Auf der Berlinale 2009 lief das Biopic über den Rapper Notorious B.I.G. im Wettbewerb außer Konkurrenz. Es erzählt die kurze Lebensgeschichte des bekannten Künstlers, der mit nur 24 Jahren erschossen wurde. Neben guter darstellerischer Leistung weiß der Film durch eine interessante Aufarbeitung der Geschichte zu überzeugen, wenngleich er wenig Antworten zu tiefgreifenderen Fragen liefert.
George Tillmans Biopic beginnt mit dem tragischen Tod des bekannten Rappers am 8.März 1997, als er mit nur 24 Jahren nach einem Konzert erschossen wurde. Im Folgenden erzählt der Film die Lebensgeschichte von Christopher Wallace, beginnend mit seiner Jugend im Brooklyn der 70er:
Als dicker Junge weiß Christopher in der Schule nie seinen rechten Platz zu finden, ist ein guter Schüler und wird von seiner Mutter stets daran gehindert, auf der Straße zu landen. Als Jugendlicher wird sein Drang nach Ansehen und Geld jedoch immer wichtiger und er beginnt auf der Straße mit Drogen zu dealen. Als Biggie Smalls landet er im Knast, wird Vater und sich seiner Verantwortung nie wirklich bewusst. Sein Hang zur Musik und zum Reimen führen zur Aufnahme eines Demobandes und durch die Bekanntschaft zum Produzenten Puff Daddy wird aus Biggie Smalls quasi über Nacht das HipHop-Wunder The Notorious B.I.G.. Der ungewohnte Erfolg steigt Chris zu Kopf. Nach seiner Heirat mit der R&B-Sängerin Faith Evans ist sein Leben stets von zwei Problemen begleitet: Zum einen die sich aus der unkomplizierten Freundschaft zu Lil Kim ergebende Rivalität zwischen Faith und Lil, zum anderen seine Rivalität mit dem Westküsten-Rapper Tupac Shakur. Der Aufstieg des Notorious ist quasi auch die Geburtsstunde des Krieges zwischen East- und Westcoast-Rappern.

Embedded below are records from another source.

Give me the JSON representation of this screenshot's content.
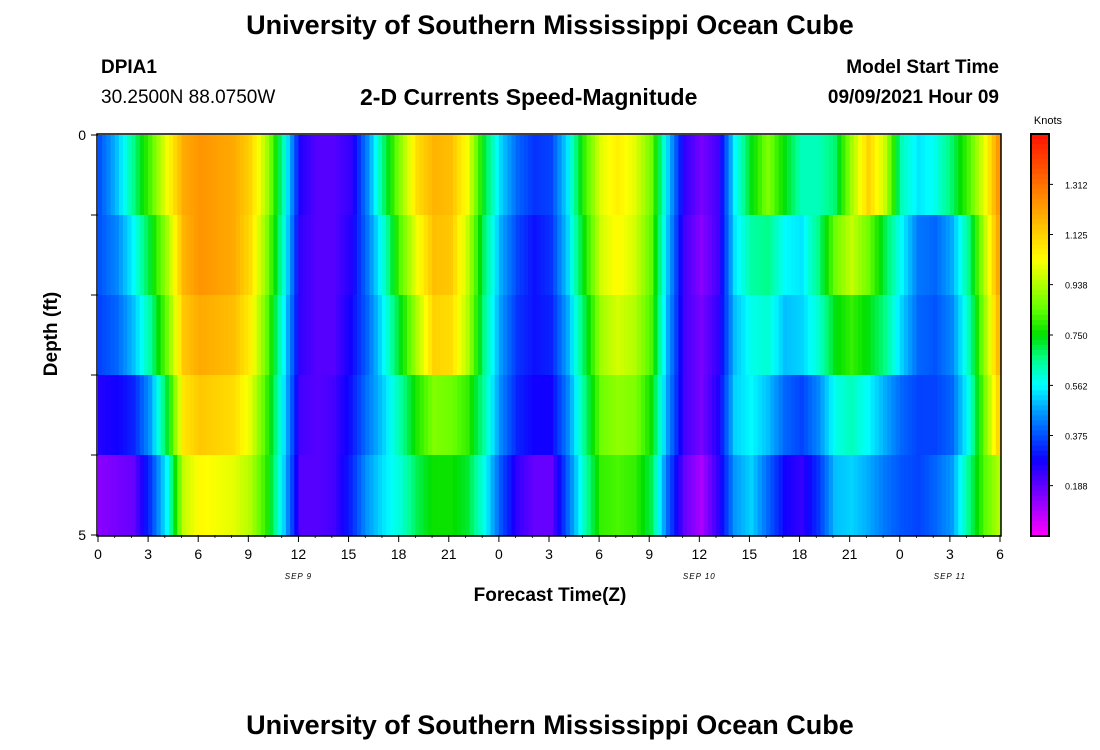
{
  "page": {
    "title_top": "University of Southern Mississippi Ocean Cube",
    "title_bottom": "University of Southern Mississippi Ocean Cube",
    "station": "DPIA1",
    "coords": "30.2500N  88.0750W",
    "plot_title": "2-D Currents Speed-Magnitude",
    "model_start_label": "Model Start Time",
    "model_start_value": "09/09/2021 Hour 09"
  },
  "chart_data": {
    "type": "heatmap",
    "title": "2-D Currents Speed-Magnitude",
    "xlabel": "Forecast Time(Z)",
    "ylabel": "Depth (ft)",
    "x_ticks": [
      "0",
      "3",
      "6",
      "9",
      "12",
      "15",
      "18",
      "21",
      "0",
      "3",
      "6",
      "9",
      "12",
      "15",
      "18",
      "21",
      "0",
      "3",
      "6"
    ],
    "day_labels": [
      {
        "label": "SEP 9",
        "hour": 12
      },
      {
        "label": "SEP 10",
        "hour": 36
      },
      {
        "label": "SEP 11",
        "hour": 51
      }
    ],
    "y_ticks": [
      "0",
      "5"
    ],
    "y_range": [
      0,
      5
    ],
    "hours_range": [
      0,
      54
    ],
    "depth_rows": 5,
    "colorbar": {
      "label": "Knots",
      "ticks": [
        "1.312",
        "1.125",
        "0.938",
        "0.750",
        "0.562",
        "0.375",
        "0.188"
      ],
      "range": [
        0,
        1.5
      ],
      "colors": [
        "#ff00ff",
        "#b000ff",
        "#6000ff",
        "#1000ff",
        "#0050ff",
        "#00a0ff",
        "#00ffff",
        "#00ff90",
        "#00e000",
        "#60ff00",
        "#b0ff00",
        "#ffff00",
        "#ffd000",
        "#ffa000",
        "#ff7000",
        "#ff4000",
        "#ff1000"
      ]
    },
    "series": [
      {
        "name": "depth 0-1 ft",
        "values": [
          0.38,
          0.5,
          0.66,
          0.82,
          1.02,
          1.2,
          1.24,
          1.22,
          1.2,
          1.12,
          0.92,
          0.62,
          0.26,
          0.2,
          0.2,
          0.24,
          0.44,
          0.68,
          0.9,
          1.1,
          1.18,
          1.16,
          1.02,
          0.72,
          0.52,
          0.4,
          0.34,
          0.36,
          0.54,
          0.8,
          1.0,
          1.06,
          1.0,
          0.86,
          0.52,
          0.24,
          0.16,
          0.22,
          0.56,
          0.74,
          0.88,
          0.74,
          0.62,
          0.62,
          0.68,
          0.92,
          1.12,
          0.96,
          0.62,
          0.54,
          0.58,
          0.68,
          0.82,
          1.02,
          1.3
        ]
      },
      {
        "name": "depth 1-2 ft",
        "values": [
          0.38,
          0.44,
          0.56,
          0.72,
          0.92,
          1.18,
          1.24,
          1.22,
          1.2,
          1.1,
          0.88,
          0.6,
          0.24,
          0.2,
          0.2,
          0.26,
          0.42,
          0.6,
          0.84,
          1.02,
          1.16,
          1.14,
          0.96,
          0.68,
          0.48,
          0.36,
          0.3,
          0.34,
          0.52,
          0.76,
          0.98,
          1.04,
          0.98,
          0.84,
          0.5,
          0.22,
          0.14,
          0.22,
          0.54,
          0.64,
          0.66,
          0.56,
          0.54,
          0.66,
          0.86,
          0.96,
          0.86,
          0.7,
          0.56,
          0.42,
          0.4,
          0.48,
          0.66,
          0.96,
          1.28
        ]
      },
      {
        "name": "depth 2-3 ft",
        "values": [
          0.36,
          0.4,
          0.5,
          0.64,
          0.86,
          1.14,
          1.2,
          1.18,
          1.16,
          1.06,
          0.84,
          0.56,
          0.24,
          0.2,
          0.2,
          0.28,
          0.4,
          0.56,
          0.74,
          0.94,
          1.12,
          1.1,
          0.94,
          0.66,
          0.46,
          0.34,
          0.3,
          0.32,
          0.48,
          0.7,
          0.92,
          0.98,
          0.94,
          0.82,
          0.48,
          0.22,
          0.16,
          0.24,
          0.5,
          0.58,
          0.6,
          0.5,
          0.52,
          0.6,
          0.74,
          0.8,
          0.74,
          0.66,
          0.52,
          0.4,
          0.38,
          0.44,
          0.62,
          0.92,
          1.24
        ]
      },
      {
        "name": "depth 3-4 ft",
        "values": [
          0.26,
          0.28,
          0.32,
          0.46,
          0.72,
          1.08,
          1.14,
          1.12,
          1.1,
          1.0,
          0.8,
          0.54,
          0.22,
          0.2,
          0.22,
          0.3,
          0.42,
          0.52,
          0.64,
          0.78,
          0.88,
          0.86,
          0.8,
          0.64,
          0.44,
          0.32,
          0.28,
          0.28,
          0.44,
          0.66,
          0.86,
          0.9,
          0.88,
          0.76,
          0.46,
          0.22,
          0.16,
          0.26,
          0.52,
          0.56,
          0.5,
          0.4,
          0.36,
          0.44,
          0.58,
          0.62,
          0.56,
          0.48,
          0.4,
          0.36,
          0.36,
          0.4,
          0.58,
          0.88,
          1.18
        ]
      },
      {
        "name": "depth 4-5 ft",
        "values": [
          0.14,
          0.16,
          0.18,
          0.34,
          0.56,
          0.96,
          1.04,
          1.02,
          1.0,
          0.94,
          0.78,
          0.52,
          0.2,
          0.2,
          0.22,
          0.32,
          0.46,
          0.54,
          0.6,
          0.7,
          0.76,
          0.76,
          0.72,
          0.58,
          0.38,
          0.24,
          0.18,
          0.18,
          0.4,
          0.62,
          0.8,
          0.82,
          0.8,
          0.7,
          0.4,
          0.18,
          0.1,
          0.24,
          0.46,
          0.52,
          0.4,
          0.28,
          0.24,
          0.34,
          0.5,
          0.52,
          0.48,
          0.42,
          0.38,
          0.36,
          0.4,
          0.46,
          0.66,
          0.84,
          0.96
        ]
      }
    ]
  }
}
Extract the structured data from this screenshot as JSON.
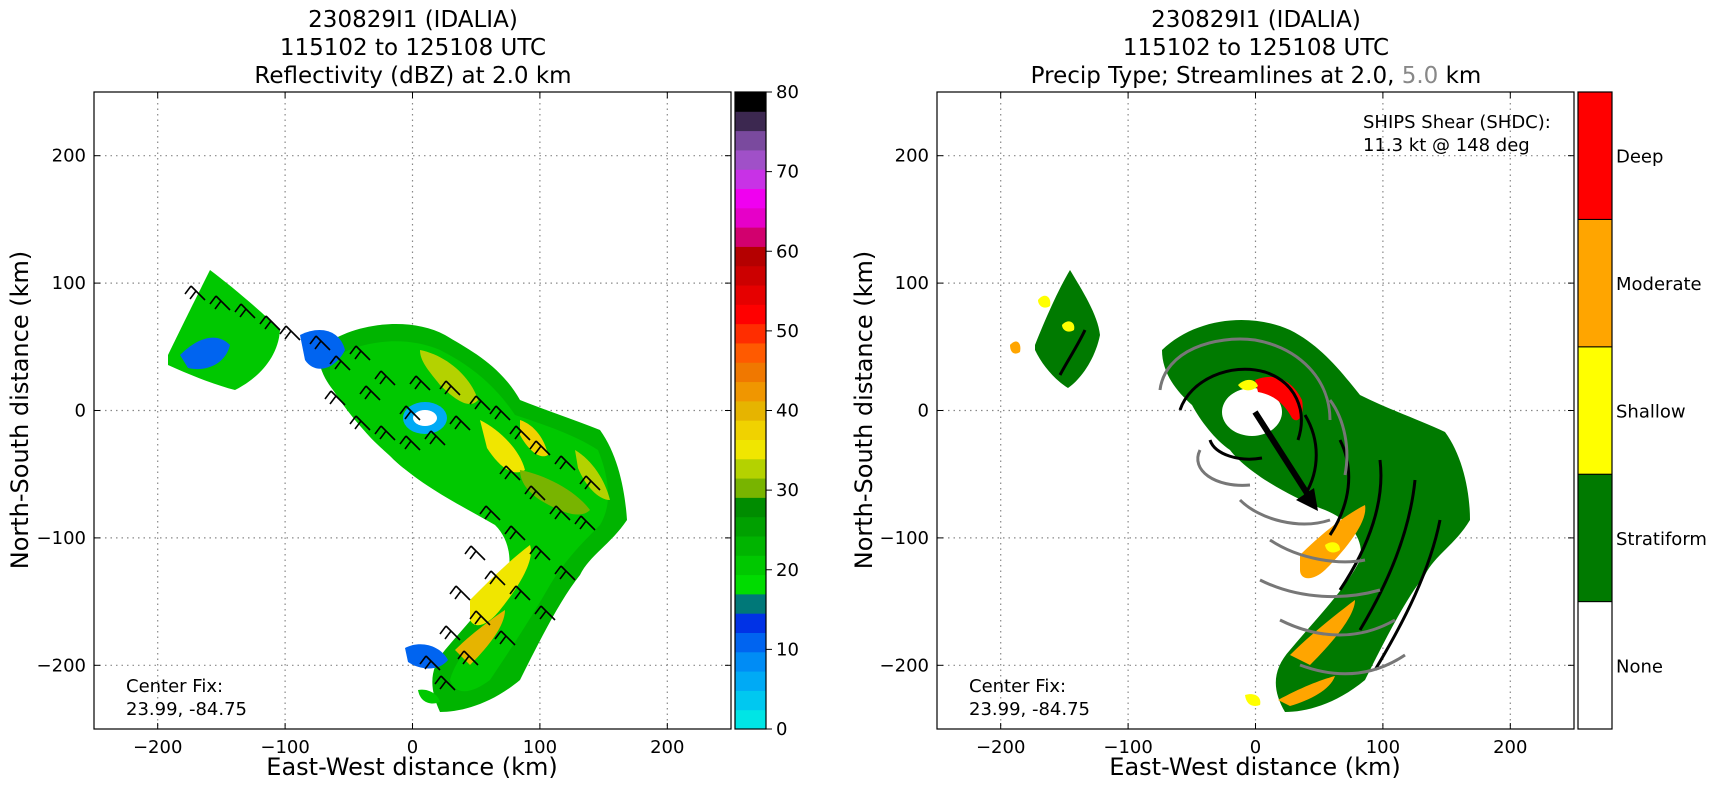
{
  "chart_data": [
    {
      "type": "heatmap",
      "title": [
        "230829I1 (IDALIA)",
        "115102 to 125108 UTC",
        "Reflectivity (dBZ) at 2.0 km"
      ],
      "xlabel": "East-West distance (km)",
      "ylabel": "North-South distance (km)",
      "xlim": [
        -250,
        250
      ],
      "ylim": [
        -250,
        250
      ],
      "xticks": [
        -200,
        -100,
        0,
        100,
        200
      ],
      "yticks": [
        -200,
        -100,
        0,
        100,
        200
      ],
      "xtick_labels": [
        "−200",
        "−100",
        "0",
        "100",
        "200"
      ],
      "ytick_labels": [
        "−200",
        "−100",
        "0",
        "100",
        "200"
      ],
      "grid": true,
      "overlay": "wind barbs at 2.0 km",
      "annotation": [
        "Center Fix:",
        "23.99, -84.75"
      ],
      "colorbar": {
        "range": [
          0,
          80
        ],
        "ticks": [
          0,
          10,
          20,
          30,
          40,
          50,
          60,
          70,
          80
        ],
        "colors": [
          "#00e5e5",
          "#00c8f0",
          "#00aaf5",
          "#008cf5",
          "#0064f0",
          "#0032e6",
          "#007878",
          "#00dc00",
          "#00c800",
          "#00b400",
          "#00a000",
          "#008c00",
          "#78b400",
          "#b4d200",
          "#f0e600",
          "#f0d200",
          "#e6b400",
          "#f09600",
          "#f07800",
          "#ff5a00",
          "#ff2d00",
          "#ff0000",
          "#e60000",
          "#cc0000",
          "#b40000",
          "#d2006e",
          "#e600c8",
          "#f000f0",
          "#c832e6",
          "#a050c8",
          "#7a4a9e",
          "#3c2850",
          "#000000"
        ]
      }
    },
    {
      "type": "heatmap",
      "title": [
        "230829I1 (IDALIA)",
        "115102 to 125108 UTC",
        "Precip Type; Streamlines at 2.0, ",
        "5.0",
        " km"
      ],
      "xlabel": "East-West distance (km)",
      "ylabel": "North-South distance (km)",
      "xlim": [
        -250,
        250
      ],
      "ylim": [
        -250,
        250
      ],
      "xticks": [
        -200,
        -100,
        0,
        100,
        200
      ],
      "yticks": [
        -200,
        -100,
        0,
        100,
        200
      ],
      "xtick_labels": [
        "−200",
        "−100",
        "0",
        "100",
        "200"
      ],
      "ytick_labels": [
        "−200",
        "−100",
        "0",
        "100",
        "200"
      ],
      "grid": true,
      "overlay": "streamlines at 2.0 km (black) and 5.0 km (gray); shear vector arrow",
      "shear_text": [
        "SHIPS Shear (SHDC):",
        "11.3 kt @ 148 deg"
      ],
      "shear": {
        "speed_kt": 11.3,
        "direction_deg": 148
      },
      "annotation": [
        "Center Fix:",
        "23.99, -84.75"
      ],
      "categories": [
        "None",
        "Stratiform",
        "Shallow",
        "Moderate",
        "Deep"
      ],
      "category_colors": [
        "#ffffff",
        "#007a00",
        "#ffff00",
        "#ffa500",
        "#ff0000"
      ]
    }
  ]
}
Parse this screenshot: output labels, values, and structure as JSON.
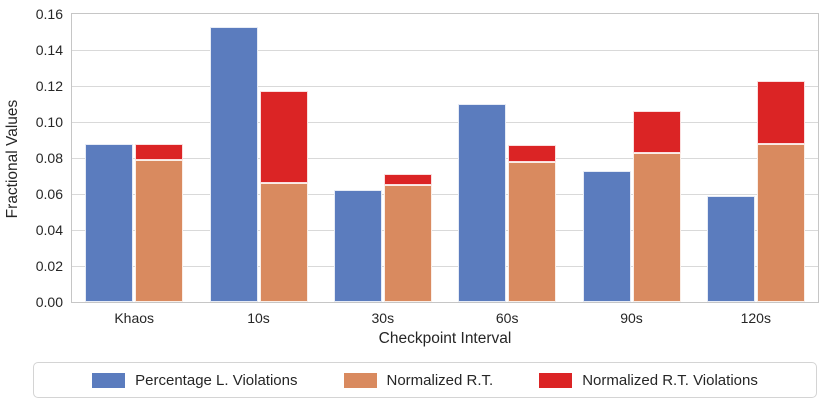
{
  "chart_data": {
    "type": "bar",
    "title": "",
    "xlabel": "Checkpoint Interval",
    "ylabel": "Fractional Values",
    "categories": [
      "Khaos",
      "10s",
      "30s",
      "60s",
      "90s",
      "120s"
    ],
    "series": [
      {
        "name": "Percentage L. Violations",
        "color": "#5b7cbe",
        "stack": "left",
        "values": [
          0.088,
          0.153,
          0.062,
          0.11,
          0.073,
          0.059
        ]
      },
      {
        "name": "Normalized R.T.",
        "color": "#d98a5f",
        "stack": "right",
        "values": [
          0.079,
          0.066,
          0.065,
          0.078,
          0.083,
          0.088
        ]
      },
      {
        "name": "Normalized R.T. Violations",
        "color": "#db2425",
        "stack": "right",
        "values": [
          0.009,
          0.051,
          0.006,
          0.009,
          0.023,
          0.035
        ],
        "stack_top_totals": [
          0.088,
          0.117,
          0.071,
          0.087,
          0.106,
          0.123
        ]
      }
    ],
    "ylim": [
      0,
      0.16
    ],
    "yticks": [
      0.0,
      0.02,
      0.04,
      0.06,
      0.08,
      0.1,
      0.12,
      0.14,
      0.16
    ],
    "ytick_format_decimals": 2,
    "grid": true,
    "legend_position": "bottom"
  },
  "style_colors": {
    "grid": "#d9d9d9",
    "spine": "#c6c6c6",
    "text": "#262626"
  }
}
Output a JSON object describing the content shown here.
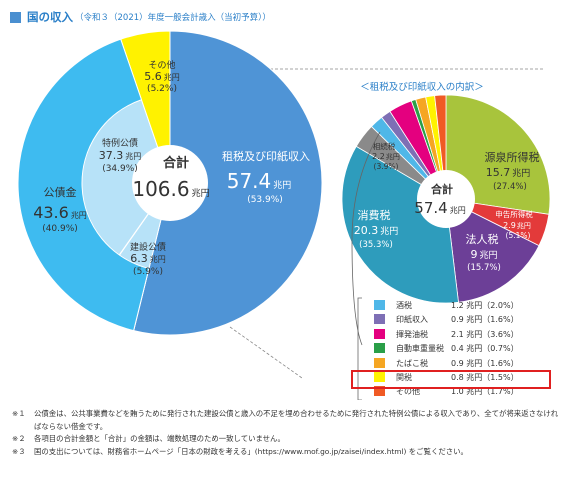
{
  "header": {
    "title": "国の収入",
    "subtitle": "（令和３（2021）年度一般会計歳入（当初予算））"
  },
  "main_chart": {
    "center_label": "合計",
    "center_value": "106.6",
    "center_unit": "兆円"
  },
  "detail_chart": {
    "title": "＜租税及び印紙収入の内訳＞",
    "center_label": "合計",
    "center_value": "57.4",
    "center_unit": "兆円"
  },
  "chart_data": [
    {
      "type": "pie",
      "title": "",
      "slices": [
        {
          "name": "租税及び印紙収入",
          "value": 57.4,
          "unit": "兆円",
          "pct": "53.9%",
          "color": "#4f94d6"
        },
        {
          "name": "建設公債",
          "value": 6.3,
          "unit": "兆円",
          "pct": "5.9%",
          "color": "#b7e2f8"
        },
        {
          "name": "特例公債",
          "value": 37.3,
          "unit": "兆円",
          "pct": "34.9%",
          "color": "#b7e2f8"
        },
        {
          "name": "その他",
          "value": 5.6,
          "unit": "兆円",
          "pct": "5.2%",
          "color": "#fff200"
        }
      ],
      "group_label": {
        "name": "公債金",
        "value": "43.6",
        "unit": "兆円",
        "pct": "40.9%",
        "color": "#3ebbf0"
      }
    },
    {
      "type": "pie",
      "title": "＜租税及び印紙収入の内訳＞",
      "slices": [
        {
          "name": "源泉所得税",
          "value": 15.7,
          "unit": "兆円",
          "pct": "27.4%",
          "color": "#a8c43c"
        },
        {
          "name": "申告所得税",
          "value": 2.9,
          "unit": "兆円",
          "pct": "5.1%",
          "color": "#e33a3a"
        },
        {
          "name": "法人税",
          "value": 9.0,
          "unit": "兆円",
          "pct": "15.7%",
          "color": "#6c3f97"
        },
        {
          "name": "消費税",
          "value": 20.3,
          "unit": "兆円",
          "pct": "35.3%",
          "color": "#2e9cbc"
        },
        {
          "name": "相続税",
          "value": 2.2,
          "unit": "兆円",
          "pct": "3.9%",
          "color": "#8a8a8a"
        },
        {
          "name": "酒税",
          "value": 1.2,
          "unit": "兆円",
          "pct": "2.0%",
          "color": "#4fb7e8"
        },
        {
          "name": "印紙収入",
          "value": 0.9,
          "unit": "兆円",
          "pct": "1.6%",
          "color": "#7e6fb5"
        },
        {
          "name": "揮発油税",
          "value": 2.1,
          "unit": "兆円",
          "pct": "3.6%",
          "color": "#e4007f"
        },
        {
          "name": "自動車重量税",
          "value": 0.4,
          "unit": "兆円",
          "pct": "0.7%",
          "color": "#2a9f48"
        },
        {
          "name": "たばこ税",
          "value": 0.9,
          "unit": "兆円",
          "pct": "1.6%",
          "color": "#f5a623"
        },
        {
          "name": "関税",
          "value": 0.8,
          "unit": "兆円",
          "pct": "1.5%",
          "color": "#fff200"
        },
        {
          "name": "その他",
          "value": 1.0,
          "unit": "兆円",
          "pct": "1.7%",
          "color": "#f05a24"
        }
      ]
    }
  ],
  "legend": [
    {
      "name": "酒税",
      "value": "1.2 兆円（2.0%）",
      "color": "#4fb7e8"
    },
    {
      "name": "印紙収入",
      "value": "0.9 兆円（1.6%）",
      "color": "#7e6fb5"
    },
    {
      "name": "揮発油税",
      "value": "2.1 兆円（3.6%）",
      "color": "#e4007f"
    },
    {
      "name": "自動車重量税",
      "value": "0.4 兆円（0.7%）",
      "color": "#2a9f48"
    },
    {
      "name": "たばこ税",
      "value": "0.9 兆円（1.6%）",
      "color": "#f5a623"
    },
    {
      "name": "関税",
      "value": "0.8 兆円（1.5%）",
      "color": "#fff200"
    },
    {
      "name": "その他",
      "value": "1.0 兆円（1.7%）",
      "color": "#f05a24"
    }
  ],
  "notes": [
    {
      "mark": "※１",
      "text": "公債金は、公共事業費などを賄うために発行された建設公債と歳入の不足を埋め合わせるために発行された特例公債による収入であり、全てが将来返さなければならない借金です。"
    },
    {
      "mark": "※２",
      "text": "各項目の合計金額と「合計」の金額は、端数処理のため一致していません。"
    },
    {
      "mark": "※３",
      "text": "国の支出については、財務省ホームページ「日本の財政を考える」(https://www.mof.go.jp/zaisei/index.html) をご覧ください。"
    }
  ]
}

Kein geringerer als Freund und Rapperkollege Puff Daddy stand für die Entstehung des Films als Produzent zur Verfügung. Eine kritische Betrachtung von Wallace Leben ist vermutlich aus diesem Grund nicht herausgekommen. Überraschenderweise werden aber auch die negativen Seiten von Wallace nicht heruntergespielt Dafür hebt das Biopic alle bekannten Klischees über die Musikszene heraus: Sex, Drogen, viel Gehabe um die eigene Person, Musik und Aussehen als Kult, Frauen als Staffage und immer wieder Schimpfwörter ohne Ende. Insbesondere letztere finden in allen vorgetragenen Texten viel Platz. Eindruck konnte sich Notorious in der Szene damit durchaus verschaffen, beim Zuschauer löst manche Zeile nur Kopfschütteln aus und die Frage, ob auch Intelligenz beim Reinem vorhanden war.
Jamal Woolard leistet in der Figur des Wallace erstaunlich gute schauspielerische Arbeit. Selbst Rapper, hat sich der junge Musiker mehr als 25 Kilo für seine Rolle angefuttert und zudem monatelanges Sprach- und Gesangstraining auf sich genommen, um Wallace Stimme möglichst gerecht zu werden. Das gelingt ihm ausgesprochen gut, mit viel überzeugender Selbstsicherheit weiß er den großen Rapper darzustellen. Ebenso überzeugend sind die zahlreichen Nebendarsteller, die die bekannten Künstler rund um Notorious spielen.
Einziges Manko des interessant erzählten Films bleibt die Frage, warum aus einem Missverständnis zwischen Tupac und Notorious ein solch erbitterter Krieg zwischen East- und Westcoast entstehen konnte. Angeblich blieb nie die Zeit, um das Problem in Ruhe zu klären. Wiederum eine Bestätigung des Klischees, dass Intelligenz nicht in hohem Maße vorhanden gewesen ist und Ansehen mehr zählte als Einsicht.
Tillmans Biopic liefert schöne Musik und Bilder, für Laien der Rapszene viele interessante Einblicke, keine Antworten auf tiefgreifendere Fragen, aber dennoch einen guten Einblick auf die Figur des Christopher Wallace und die ihn umgebenden Kollegen und ist durchaus sehenswert.